Don’t Limit Charitable Incentives When We Most Need Them

by William Daroff

It seems straightforward as a way to reduce the federal budget deficit: cut tax deductions by $1, and you will increase revenues by $1. But to paraphrase George Orwell: while all tax deductions reduce tax revenues equally, some do more than just reduce government revenue. Some tax deductions put food in the mouths of the hungry, provide shelter to the homeless, and care for vulnerable older Americans. The charitable contribution deduction has been an integral part of the Federal income tax code for nearly 100 years, and it is vital that lawmakers continue to use tax policy to encourage charitable giving, especially during these perilous economic times.

The Obama Administration recently proposed to limit the charitable contribution deduction for “wealthy” Americans, as a way to pay for their jobs bill and overall debt reduction package. Rhetoric-laden phrases such as “tax loopholes for millionaires and billionaires” may be talking points that play well in Peoria, but they also ignore the flip side of the coin – the millions of Americans and billions of people worldwide who are helped by charitable tax incentives. According to a recent Gallup Poll, this rhetoric also blurs the issue for Americans who overwhelmingly support charitable deductions, but who may not make the connection between “closing tax loopholes” and “encouraging charitable giving.”

Regardless of how the issue is framed, the picture is not pretty for charities. Any limitation on the value of itemized tax deductions, including charitable contributions, will result in fewer dollars flowing to our nation’s charities during a time when they most need financial support. A study released by the Center on Philanthropy at Indiana University calculated that the impact of proposed limitations on charitable giving could result in a decrease of almost $3.9 billion in annual giving.
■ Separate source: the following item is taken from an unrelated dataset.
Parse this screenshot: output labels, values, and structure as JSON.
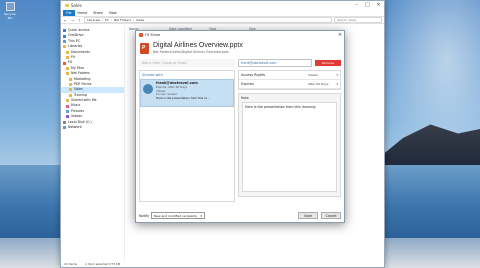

Limiting the value of charitable contributions is especially catastrophic to charities that operate in a “90-10” fiscal environment. Many charities, especially social welfare organizations such as Jewish Federations that serve as a vital safety net for the most vulnerable, receive more than 90 percent of their total funding from less than 10 percent of their donors. Although Jewish Federations receive hundreds of thousands of donations each year, we still must rely on the giving of top donors to fully support their work. As a result, these and other charities will be particularly vulnerable to this proposal that targets so-called “wealthy” donors.

Although most donors do not give solely because of tax advantages, it is equally true that those who make large gifts often use tax strategies to maximize the effectiveness of that gift, both in terms of timing and the size of the donation. Just consider how many of us make and receive donations during December – the last month of the tax year.

Another misused argument against charitable contributions is that the benefits are “upside down.” Opponents say a millionaire is able to deduct 40 cents for each contributed dollar, while a bus driver can only deduct 15 cents. But in fairness, that’s simply because the millionaire is taxed at that matching higher rate as well. This twisted logic should have no bearing in this critical debate.

In times of economic recovery, politicians on both sides of the aisle would do well to remember that the charitable sector is an important engine of economic growth, as well as an indispensable safety net. It is one of fastest-growing segments of economy, contributing almost $1 trillion to the marketplace each year, and accounting for more than 5 percent of GDP, 9 percent of the country’s wages, and nearly 10 percent of jobs in America. Already during this economic downturn, charities are facing devastating revenue shortages while donors cut back, endowments shrink, and government programs are pared to the bone. New roadblocks to giving would only make matters worse.

While we support many components of the Jobs Bill, to finance it by putting at risk such a vital component of the economy is like cutting your nose to spite your face. It is the wrong policy at the wrong time.